Le réalisme, surtout à partir de sa deuxième vague, a au XIXe comme aujourd'hui une même croyance assez effrayante en la méchanceté comme révélateur du naturel.
Partant globalement d'une extrapolation un peu périlleuse au social des mécaniques biologiques évolutionnistes proposées par diverses figures d'ampleur au courant du siècle, le réalisme va en effet vouloir saper une doxa artistique du roman sentimental en présentant des personnages en proie à des situations de tension ; en soi, pourquoi pas ? Nos vies sont semées de rapports interpersonnels plus ou moins conflictuels.
Le souci, c'est lorsque l'on va se mettre à croire, derrière une loupe embuée, que la naturalité, ou l'animalité de l'homme, doit nécessairement s'exprimer par un besoin de ce dernier d'abuser de l'autre sous le masque de l'hypocrisie pour s'en protéger du même coup. La formule est simple : on croit que l'homme habite le monde de la même manière qu'une bête chez laquelle on aura observé que son besoin la pousse à entretenir une relation de prédation avec une autre. On en déduit donc une nécessité de calquer ce schéma de prédation chez l'homme, et on pose que chez ce dernier, la chasse et la dévoration se transcrivent comportementalement dans la société moderne en vampirisation économique.

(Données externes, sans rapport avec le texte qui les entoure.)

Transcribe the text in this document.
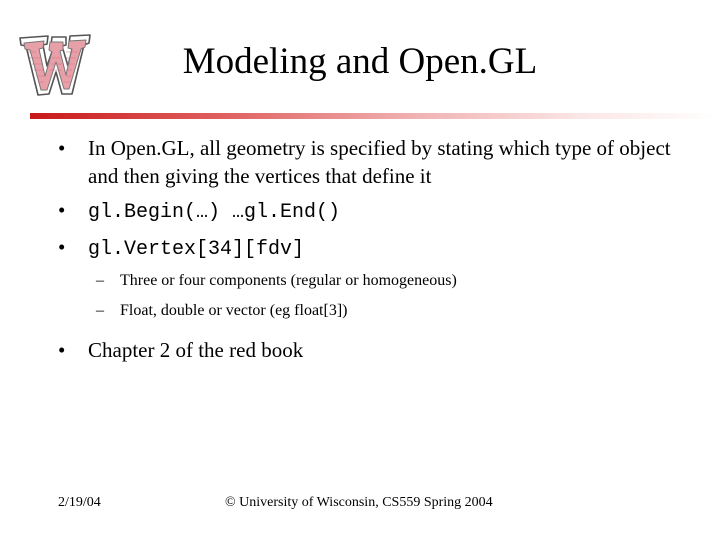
Modeling and Open.GL
• In Open.GL, all geometry is specified by stating which type of object and then giving the vertices that define it
• gl.Begin(…) …gl.End()
• gl.Vertex[34][fdv]
– Three or four components (regular or homogeneous)
– Float, double or vector (eg float[3])
• Chapter 2 of the red book
2/19/04	© University of Wisconsin, CS559 Spring 2004
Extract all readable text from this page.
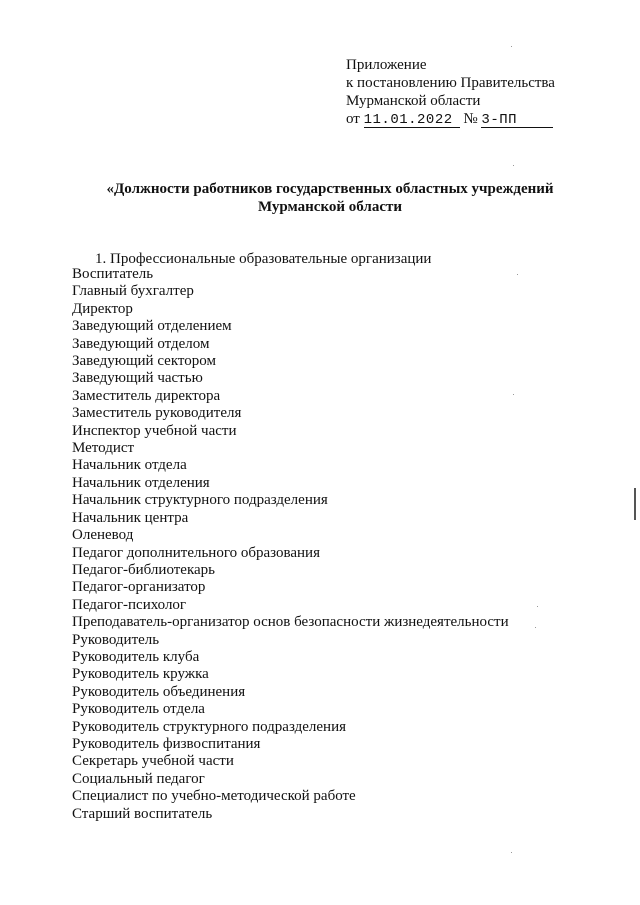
Приложение
к постановлению Правительства
Мурманской области
от 11.01.2022 № 3-ПП
«Должности работников государственных областных учреждений
Мурманской области
1. Профессиональные образовательные организации
Воспитатель
Главный бухгалтер
Директор
Заведующий отделением
Заведующий отделом
Заведующий сектором
Заведующий частью
Заместитель директора
Заместитель руководителя
Инспектор учебной части
Методист
Начальник отдела
Начальник отделения
Начальник структурного подразделения
Начальник центра
Оленевод
Педагог дополнительного образования
Педагог-библиотекарь
Педагог-организатор
Педагог-психолог
Преподаватель-организатор основ безопасности жизнедеятельности
Руководитель
Руководитель клуба
Руководитель кружка
Руководитель объединения
Руководитель отдела
Руководитель структурного подразделения
Руководитель физвоспитания
Секретарь учебной части
Социальный педагог
Специалист по учебно-методической работе
Старший воспитатель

De là, l'éternelle histoire de l'éternel nerveux au potentiel artistique certain qu'on nous mettra complaisamment en pièces sous les yeux, finissant généralement suicidé ou barbotant dans sa merde, comme une condamnation talmudique des faïences, après avoir été la proie facile de tout un ensemble de carnassiers redingotés définis invariablement par leur capacité immodérée à avoir de l'appétit.
Déjà gênante en soi, la démarche tourne court alors que cette méchanceté que l'on veut inhérente au rapport humain (et donc aux échanges interpersonnages) se transcrit à la manière qu'a l'artiste d'envisager son personnel romanesque.
Mettre en scène la destruction d'un individu (en jouir esthétiquement), ce n'est pas faire preuve d'une attaque contre le conte de fée et ses dérivés dans une démarche courageuse d'objectivation du réel ; c'est sélectionner arbitrairement un sous-type d'interactions sociales qu'on érige dans un acte de foi purement pseudo-scientifique et irréfutable en mécanique indépassable du vivant.
Charles Demailly, à part ça, ressemble exactement à n'importe quel bouquin des Goncourt versions quatre mains que l'on peut trouver. Les paramètres narratifs sont complètement éclatés, la syntaxe est étouffante, le vocabulaire d'une préciosité tour à tour amusante et fatigante, les clefs disposées partout, et les meilleures pages sont toujours des descriptions paysagistes.
Croire au réel est une espérance négative ; c'est un peu déprimant.